As of 1 February 2016, the Gaming and Liquor Administration Amendment Act 2015 and the Gaming and Liquor Administration Amendment (Review of Delegated Decisions) Regulation 2016 have commenced, bringing a range of new provisions into New South Wales’ liquor and gaming laws.

The purpose of the reforms was to create a single authority for liquor and gaming industries in New South Wales in order to improve transparency, flexibility and efficiency. By establishing Liquor and Gaming New South Wales, a regulatory body within the Department of Justice that absorbs many of the functions previously performed by the Office of Liquor, Gaming and Racing and the Independent Liquor and Gaming Authority, the NSW Government hopes to deliver a superior service. 

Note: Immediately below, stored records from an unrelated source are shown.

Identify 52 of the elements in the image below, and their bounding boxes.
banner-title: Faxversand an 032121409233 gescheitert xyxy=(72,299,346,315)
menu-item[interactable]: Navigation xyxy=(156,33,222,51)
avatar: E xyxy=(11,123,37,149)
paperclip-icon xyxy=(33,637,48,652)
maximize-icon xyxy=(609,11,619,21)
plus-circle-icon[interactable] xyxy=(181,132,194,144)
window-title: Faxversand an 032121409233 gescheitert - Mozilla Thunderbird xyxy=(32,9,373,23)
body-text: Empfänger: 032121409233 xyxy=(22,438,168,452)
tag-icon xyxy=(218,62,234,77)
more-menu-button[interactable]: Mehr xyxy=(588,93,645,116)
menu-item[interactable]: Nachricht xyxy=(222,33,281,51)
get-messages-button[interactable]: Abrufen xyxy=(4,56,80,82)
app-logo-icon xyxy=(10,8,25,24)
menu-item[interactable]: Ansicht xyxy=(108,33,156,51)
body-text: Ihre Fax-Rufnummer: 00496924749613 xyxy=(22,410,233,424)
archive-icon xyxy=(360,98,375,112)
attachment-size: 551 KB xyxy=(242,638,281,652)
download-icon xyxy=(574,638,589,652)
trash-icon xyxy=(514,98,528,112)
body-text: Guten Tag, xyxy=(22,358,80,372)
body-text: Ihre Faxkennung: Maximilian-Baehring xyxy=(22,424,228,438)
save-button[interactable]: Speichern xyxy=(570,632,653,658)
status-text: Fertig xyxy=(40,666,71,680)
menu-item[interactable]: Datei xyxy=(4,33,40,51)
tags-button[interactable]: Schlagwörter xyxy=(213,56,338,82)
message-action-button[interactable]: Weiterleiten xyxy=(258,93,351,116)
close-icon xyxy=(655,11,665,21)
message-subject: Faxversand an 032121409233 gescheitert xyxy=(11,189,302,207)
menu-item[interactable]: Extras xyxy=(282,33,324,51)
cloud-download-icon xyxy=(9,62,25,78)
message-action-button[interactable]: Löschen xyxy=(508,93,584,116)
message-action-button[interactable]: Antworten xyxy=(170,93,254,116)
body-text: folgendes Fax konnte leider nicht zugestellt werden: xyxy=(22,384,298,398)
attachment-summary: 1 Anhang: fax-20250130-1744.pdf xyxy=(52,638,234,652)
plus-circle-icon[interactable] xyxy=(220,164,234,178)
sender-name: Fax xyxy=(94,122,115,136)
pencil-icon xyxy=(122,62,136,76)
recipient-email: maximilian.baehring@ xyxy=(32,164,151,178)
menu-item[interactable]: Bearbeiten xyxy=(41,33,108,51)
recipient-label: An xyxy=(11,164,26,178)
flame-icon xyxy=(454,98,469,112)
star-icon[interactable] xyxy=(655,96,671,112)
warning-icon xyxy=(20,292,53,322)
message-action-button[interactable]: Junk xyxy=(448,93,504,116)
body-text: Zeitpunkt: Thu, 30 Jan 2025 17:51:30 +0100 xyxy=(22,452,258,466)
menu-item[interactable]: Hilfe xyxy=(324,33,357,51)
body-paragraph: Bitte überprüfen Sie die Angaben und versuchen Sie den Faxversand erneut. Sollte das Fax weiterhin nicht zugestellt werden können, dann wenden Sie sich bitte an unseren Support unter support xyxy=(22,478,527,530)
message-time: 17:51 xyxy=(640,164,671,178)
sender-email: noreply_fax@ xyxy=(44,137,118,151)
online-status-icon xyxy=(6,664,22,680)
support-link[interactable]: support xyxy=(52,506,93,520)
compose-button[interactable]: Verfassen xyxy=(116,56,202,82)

The Independent Liquor and Gaming Authority will continue to determine liquor and gaming licences and disciplinary matters but will delegate more routine, less contentious and higher volume decisions to Liquor and Gaming New South Wales. The functions of the Office of Liquor, Gaming and Racing have all but been absorbed by Liquor and Gaming New South Wales, who are now responsible for compliance and enforcement.

An additional amendment will give the New South Wales Civil and Administrative Tribunal the power to review some decisions made by the Independent Gaming and Liquor Authority from 1 March 2016.

The types of decisions that will be able to be reviewed by NCAT include:

  1. The granting or removal of a:

    1. Small Bar licence;
    2. An on premises licence for a restaurant;
    3. An on premises licence for a karaoke bar, a catering service or a vessel;
    4. A producer or wholesaler licence application that includes an application for a drink on premises application; or
  2. An application to extend the trading hours past midnight for those types of licences listed above. 

The amendment will allow those aggrieved by the decisions of the Authority to access a low cost, efficient, and informal means of review within 28 days of a decision being handed down.